You are on your own now, said the distant voice of Lil Ambrioth. I have nothing left to give.
The Eletian scowled and was reaching for another arrow when behind him the wall came to life with silver runes.
A man emerged through the wall. He was wild and unkempt, his eyes haunted. His clothes looked as though they had once been the fine attire of a lord, but now they hung from him, soiled and torn. With some surprise, Karigan recognized Alton’s unpleasant cousin, Pendric.
The runes pooled on the stone beneath his feet, and he seemed oblivious to all else. When the runes streaked across the chamber and veered under an arch and into its dark passage, he followed, and Karigan darted after him.
The runes illuminated the short passage that ended at a stone wall. Sprawled on the floor was Alton.

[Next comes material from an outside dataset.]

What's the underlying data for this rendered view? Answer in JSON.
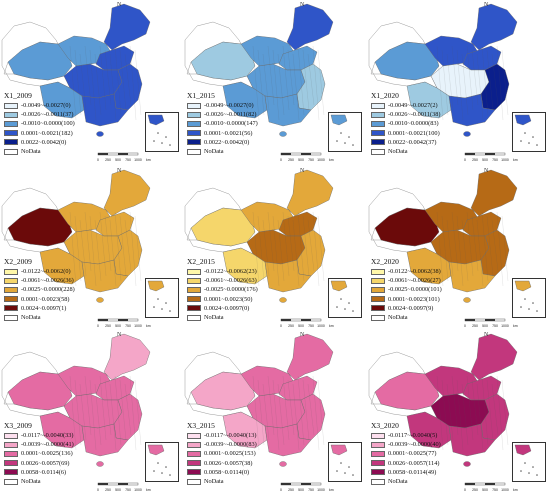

“Alton!” she cried. She pushed past Pendric and knelt beside him, and placed her hand on his chest. Its rise and fall was barely perceptible. Otherwise, she would have taken him for dead.
Pendric hovered over them, fists cocked, a face devoured by rage and madness. “He should die.”
“No!” Karigan sprang up at him, but he punched his fist into her wound. She staggered back against the passage’s wall. The pain stole her breath away, turned her sight red. She sank inward, inward into the darkness and snow again. The last image of her fading sight was of the Eletian and the old man peering in from the end of the passage, before she collapsed across Alton’s legs.